We have used an enzyme‐based, twin‐barrelled sensor to measure adenosine release during hypoxia in the CA1 region of rat hippocampal slices in conjunction with simultaneous extracellular field recordings of excitatory synaptic transmission. When loaded with a combination of adenosine deaminase, nucleoside phosphorylase and xanthine oxidase, the sensor responded linearly to exogenous adenosine over the concentration range 10 nM to 20 μM. Without enzymes, the sensor when placed on the surface of hippocampal slices recorded a very small net signal during hypoxia of 40 ± 43 pA (mean ±s.e.m.; n= 7). Only when one barrel was loaded with the complete sequence of enzymes and the other with the last two in the cascade did the sensor record a large net difference signal during hypoxia (1226 ± 423 pA; n= 7). This signal increased progressively during the hypoxic episode, scaled with the hypoxic depression of the simultaneously recorded field excitatory postsynaptic potential and was greatly reduced (67 ± 6.5 %; n= 9) by coformycin (0.5‐2 μM), a selective inhibitor of adenosine deaminase, the first enzyme in the enzymic cascade within the sensor.

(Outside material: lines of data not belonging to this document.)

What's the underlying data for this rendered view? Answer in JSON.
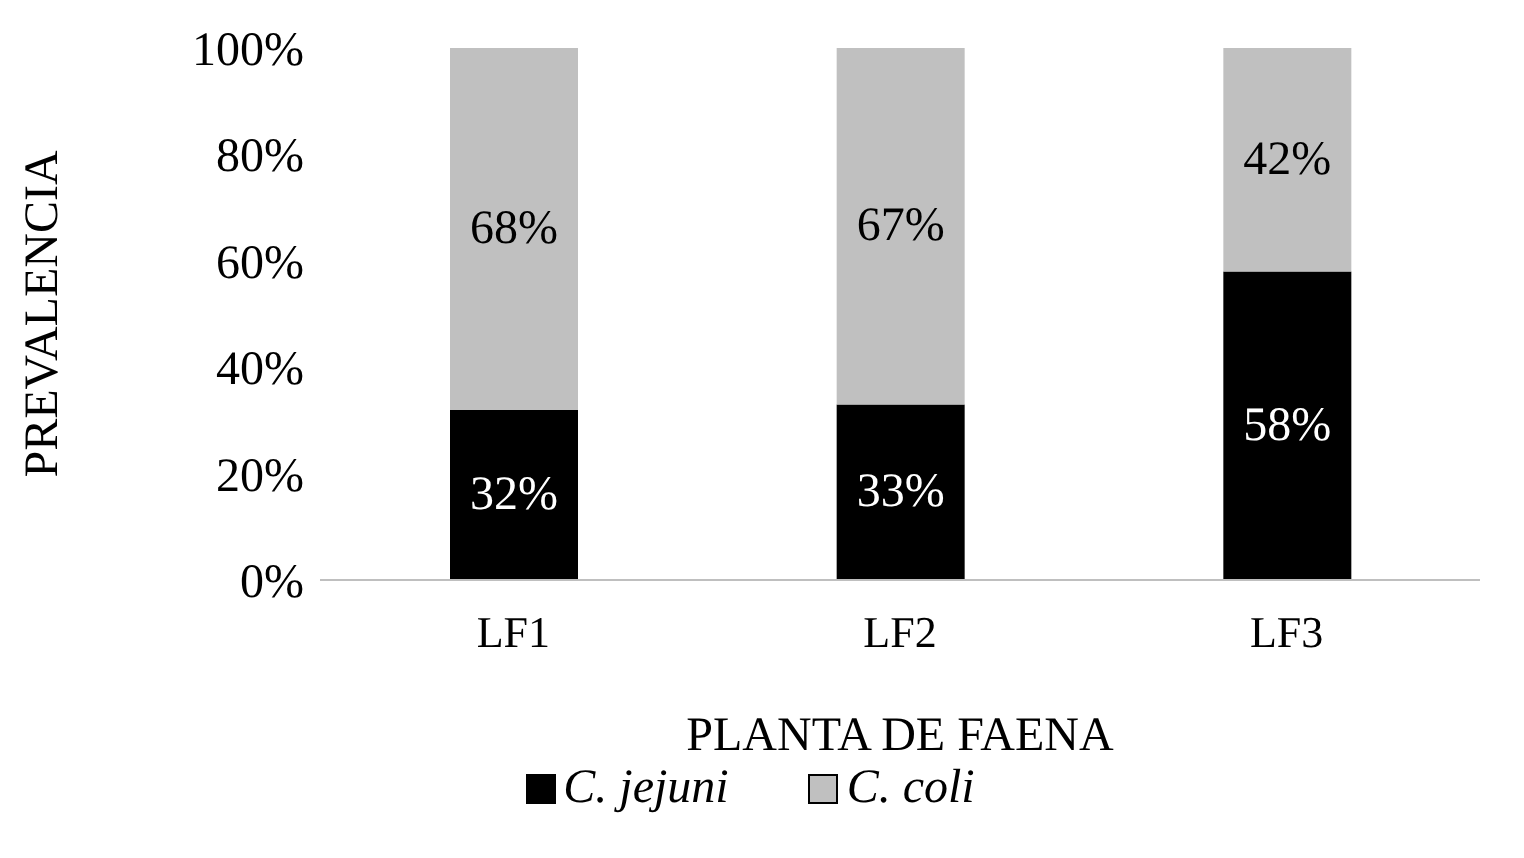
{
  "chart_data": {
    "type": "bar",
    "stacked": true,
    "xlabel": "PLANTA DE FAENA",
    "ylabel": "PREVALENCIA",
    "categories": [
      "LF1",
      "LF2",
      "LF3"
    ],
    "series": [
      {
        "name": "C. jejuni",
        "color": "#000000",
        "values": [
          32,
          33,
          58
        ],
        "value_labels": [
          "32%",
          "33%",
          "58%"
        ]
      },
      {
        "name": "C. coli",
        "color": "#c0c0c0",
        "values": [
          68,
          67,
          42
        ],
        "value_labels": [
          "68%",
          "67%",
          "42%"
        ]
      }
    ],
    "ylim": [
      0,
      100
    ],
    "yticks": [
      {
        "value": 0,
        "label": "0%"
      },
      {
        "value": 20,
        "label": "20%"
      },
      {
        "value": 40,
        "label": "40%"
      },
      {
        "value": 60,
        "label": "60%"
      },
      {
        "value": 80,
        "label": "80%"
      },
      {
        "value": 100,
        "label": "100%"
      }
    ],
    "grid": false,
    "legend": "bottom"
  }
}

For 5 min hypoxic episodes, the sensor recorded a peak concentration of adenosine of 5.6 ± 1.2 μM (n= 16) with an IC50 for the depression of transmission of approximately 3 μM. In slices pre‐incubated for 3‐6 h in nominally Ca2+‐free artificial cerebrospinal fluid, 5 min of hypoxia resulted in an approximately 9‐fold greater release of adenosine (48.9 ± 17.7 μM; n= 6). High extracellular Ca2+ (4 mM) both reduced the adenosine signal recorded by the sensor during hypoxia (3.5 ± 0.6 μM; n = 4) and delayed the hypoxic depression of excitatory synaptic transmission.